Some of the experiences that still affect you may have happened before you could even talk. For this, a specialized EMDR protocol for preverbal trauma is used to address early painful experiences and attachment wounds that cannot be targeted with standard EMDR.  This protocol helps you reprocess events you don’t consciously remember. 

We will also work on building secure bonds with others, improving communication, and developing healthy boundaries to help you create the kinds of relationships you want.

Finally, we’ll focus on practical skills that will support you in navigating current life challenges, whether or not they are related to your adoption.
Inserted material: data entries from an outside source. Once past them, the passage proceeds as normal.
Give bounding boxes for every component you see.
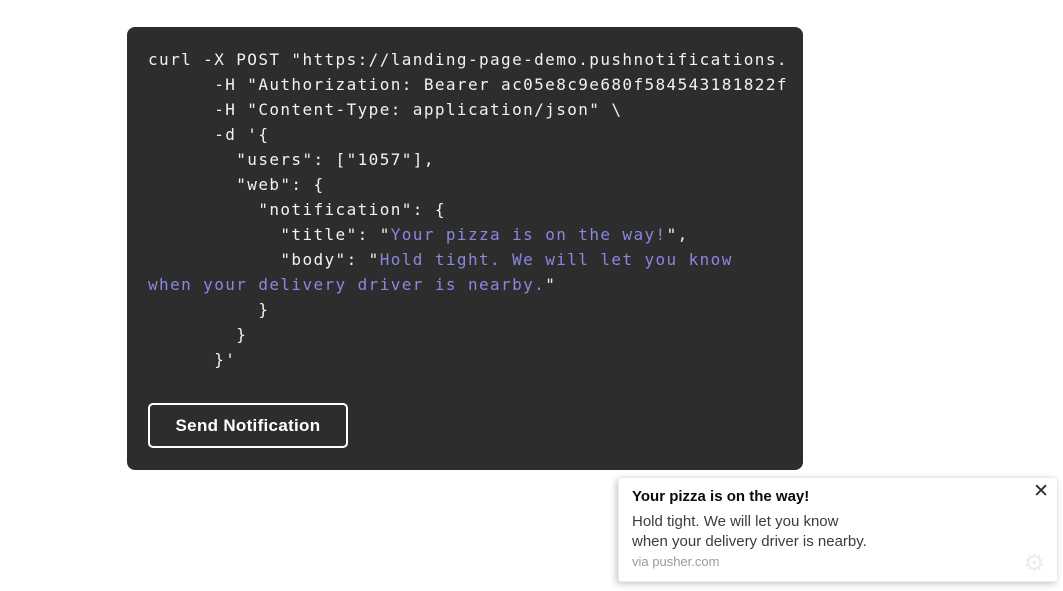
code-line: "body": "Hold tight. We will let you kno… (148, 247, 803, 272)
code-line: "notification": { (148, 197, 803, 222)
code-panel: curl -X POST "https://landing-page-demo.… (127, 27, 803, 470)
notification-title: Your pizza is on the way! (632, 487, 1017, 507)
code-line: "users": ["1057"], (148, 147, 803, 172)
notification-card[interactable]: Your pizza is on the way! Hold tight. We… (618, 477, 1058, 582)
code-line: "title": "Your pizza is on the way!", (148, 222, 803, 247)
send-notification-button[interactable]: Send Notification (148, 403, 348, 448)
code-line: } (148, 322, 803, 347)
close-icon[interactable]: ✕ (1033, 482, 1049, 501)
notification-body: Hold tight. We will let you know when yo… (632, 512, 1017, 552)
code-line: } (148, 297, 803, 322)
code-line: when your delivery driver is nearby." (148, 272, 803, 297)
notification-source: via pusher.com (632, 553, 1017, 570)
code-line: -H "Content-Type: application/json" \ (148, 97, 803, 122)
code-line: }' (148, 347, 803, 372)
code-line: -d '{ (148, 122, 803, 147)
settings-gear-icon[interactable]: ⚙ (1023, 551, 1045, 575)
code-block: curl -X POST "https://landing-page-demo.… (148, 47, 803, 372)
code-line: -H "Authorization: Bearer ac05e8c9e680f5… (148, 72, 803, 97)
code-line: curl -X POST "https://landing-page-demo.… (148, 47, 803, 72)
code-line: "web": { (148, 172, 803, 197)
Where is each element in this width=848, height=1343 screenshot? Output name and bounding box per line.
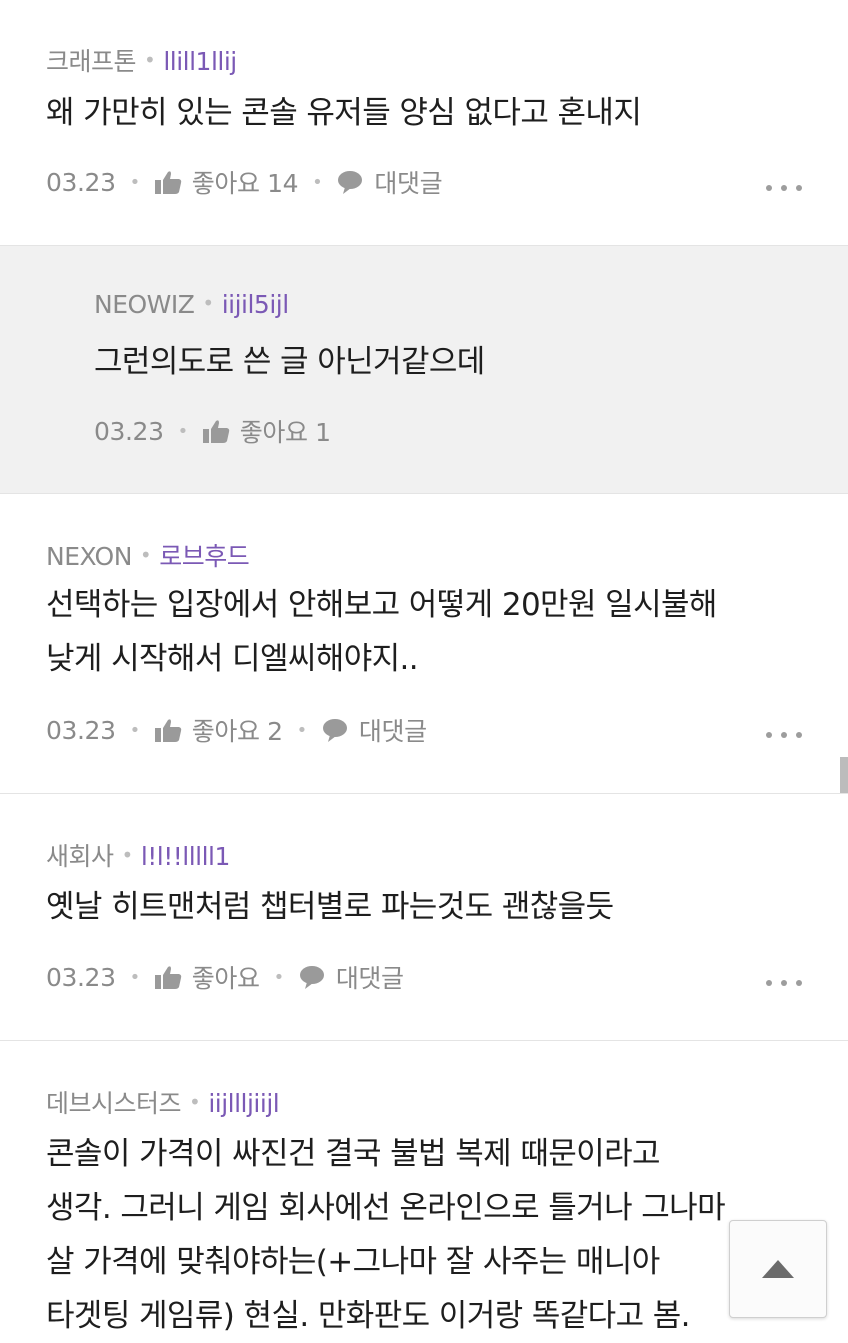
triangle-up-icon [762, 1260, 794, 1278]
like-button[interactable]: 좋아요 [154, 959, 260, 995]
comment-date: 03.23 [46, 715, 116, 745]
comment-text: 선택하는 입장에서 안해보고 어떻게 20만원 일시불해 낮게 시작해서 디엘씨… [46, 587, 717, 677]
nickname[interactable]: l!l!!lllll1 [141, 842, 231, 871]
comment-actions: 03.23 • 좋아요 14 • 대댓글 [46, 164, 443, 200]
reply-button[interactable]: 대댓글 [336, 164, 443, 200]
reply-button[interactable]: 대댓글 [321, 712, 427, 748]
comment-author: NEOWIZ • iijil5ijl [94, 290, 289, 319]
thumbs-up-icon [202, 420, 230, 443]
thumbs-up-icon [154, 719, 182, 742]
comment-author: 크래프톤 • llill1llij [46, 47, 237, 76]
reply-button[interactable]: 대댓글 [298, 959, 404, 995]
company-name: 새회사 [46, 842, 114, 871]
speech-bubble-icon [338, 171, 363, 194]
speech-bubble-icon [322, 719, 347, 742]
nickname[interactable]: iijil5ijl [222, 290, 289, 319]
comment-actions: 03.23 • 좋아요 • 대댓글 [46, 959, 404, 995]
comment-item: 새회사 • l!l!!lllll1 옛날 히트맨처럼 챕터별로 파는것도 괜찮을듯 … [0, 794, 848, 1041]
comment-text: 왜 가만히 있는 콘솔 유저들 양심 없다고 혼내지 [46, 95, 642, 131]
comment-item: NEXON • 로브후드 선택하는 입장에서 안해보고 어떻게 20만원 일시불해 … [0, 494, 848, 794]
company-name: NEOWIZ [94, 290, 195, 319]
comment-date: 03.23 [94, 416, 164, 446]
thumbs-up-icon [154, 966, 182, 989]
company-name: 크래프톤 [46, 47, 137, 76]
company-name: 데브시스터즈 [46, 1089, 182, 1118]
reply-item: NEOWIZ • iijil5ijl 그런의도로 쓴 글 아닌거같으데 03.23 … [0, 246, 848, 494]
comment-text: 옛날 히트맨처럼 챕터별로 파는것도 괜찮을듯 [46, 889, 614, 925]
comment-actions: 03.23 • 좋아요 2 • 대댓글 [46, 712, 427, 748]
comment-text: 콘솔이 가격이 싸진건 결국 불법 복제 때문이라고 생각. 그러니 게임 회사… [46, 1136, 726, 1334]
comment-item: 크래프톤 • llill1llij 왜 가만히 있는 콘솔 유저들 양심 없다고 혼… [0, 0, 848, 246]
nickname[interactable]: llill1llij [163, 47, 237, 76]
scroll-to-top-button[interactable] [729, 1220, 827, 1318]
nickname[interactable]: 로브후드 [159, 542, 250, 571]
like-button[interactable]: 좋아요 1 [202, 413, 331, 449]
more-dots-icon[interactable] [766, 980, 802, 988]
comment-author: NEXON • 로브후드 [46, 542, 250, 571]
comment-text: 그런의도로 쓴 글 아닌거같으데 [94, 344, 485, 380]
thumbs-up-icon [154, 171, 182, 194]
more-dots-icon[interactable] [766, 732, 802, 740]
like-button[interactable]: 좋아요 14 [154, 164, 299, 200]
nickname[interactable]: iijllljiijl [208, 1089, 279, 1118]
comment-author: 데브시스터즈 • iijllljiijl [46, 1089, 280, 1118]
comment-author: 새회사 • l!l!!lllll1 [46, 842, 231, 871]
scrollbar-thumb[interactable] [840, 757, 848, 793]
speech-bubble-icon [299, 966, 324, 989]
comment-item: 데브시스터즈 • iijllljiijl 콘솔이 가격이 싸진건 결국 불법 복제 … [0, 1041, 848, 1337]
company-name: NEXON [46, 542, 132, 571]
comment-actions: 03.23 • 좋아요 1 [94, 413, 331, 449]
more-dots-icon[interactable] [766, 185, 802, 193]
comment-date: 03.23 [46, 962, 116, 992]
like-button[interactable]: 좋아요 2 [154, 712, 283, 748]
comment-date: 03.23 [46, 167, 116, 197]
Therapy for adopted adults can help you…

  • Enhance confidence and self-esteem
  • Build secure attachments and achieve greater satisfaction in romantic relationships. 
  • Develop a positive sense of self and make peace with all aspects of you history
  • Help diminish anxiety and depression symptoms
  • Create a solid skill tool box to keep you grounded, no matter what happens around you. 

Understand your past. Embrace your future.

Find peace and acceptance in your adoption journey.

Frequently Asked Questions

Q: Are we only going to talk about my adoption?

The short answer is ‘no.’ Here’s the longer answer: Adoption is one of the aspects of your history that make you who you are. There are other factors that influence your fears, strengths, and longings. All of them need to be acknowledged and taken into account in your therapy work. The reason I chose to highlight adoption here is because it is often overlooked in therapy, which can keep adult adoptees stuck and limit their healing progress.

Adoption happened in the past, and it can never be reversed. However, we can certainly heal from its impacts that get in the way of building safe relationships and self-esteem now. So we will work not only on addressing the past, but on creating a peaceful present, and a fulfilling future. 

Q: What are the symptoms of adoption trauma in adults?

Symptoms of adoption trauma in adults can vary widely but may include:

  • Difficulty forming and maintaining relationships due to challenges with trust, intimacy, and fear of abandonment.
  • Identity issues: Confusion about one’s sense of self, belonging, and cultural identity.
  • Grief and loss: Unresolved grief over the loss of biological parents, culture, and early experiences.
  • Anxiety and depression: Persistent feelings of sadness, worry, or emptiness.
  • Low self-esteem: Feelings of unworthiness, shame, or guilt related to adoption.
  • Difficulty regulating emotions: Struggling to manage intense feelings like anger, sadness, or fear.

Q: What type of therapy is best for adoptees?

Three general categories of therapeutic approaches are particularly effective for adoptees. They include:

  1. Adoption-Competent Therapy: This specialized approach focuses on the unique experiences and challenges faced by adoptees. Therapists with this expertise understand the complexities of adoption and can help individuals navigate identity issues, grief, loss, and attachment difficulties.
  2. Trauma-Informed Therapy: Many adoptees experience some level of trauma, whether related to separation from birth parents, early experiences in foster care, or other life events. Trauma-informed therapy creates a safe and supportive environment for exploring these life events and healing from their impact. Examples of this approach are Eye Movement Desensitization and Reprocessing Therapy (EMDR) and Internal Family Systems (IFS).
  3. Attachment-Based Therapy: This approach focuses on building secure attachments and healthy relationships. For adoptees who may have experienced disruptions in early bonds with their caregivers, this type of therapy can help develop trust, intimacy, and emotional regulation skills. Example of this approach is Emotionally Focused Individual Therapy (EFIT).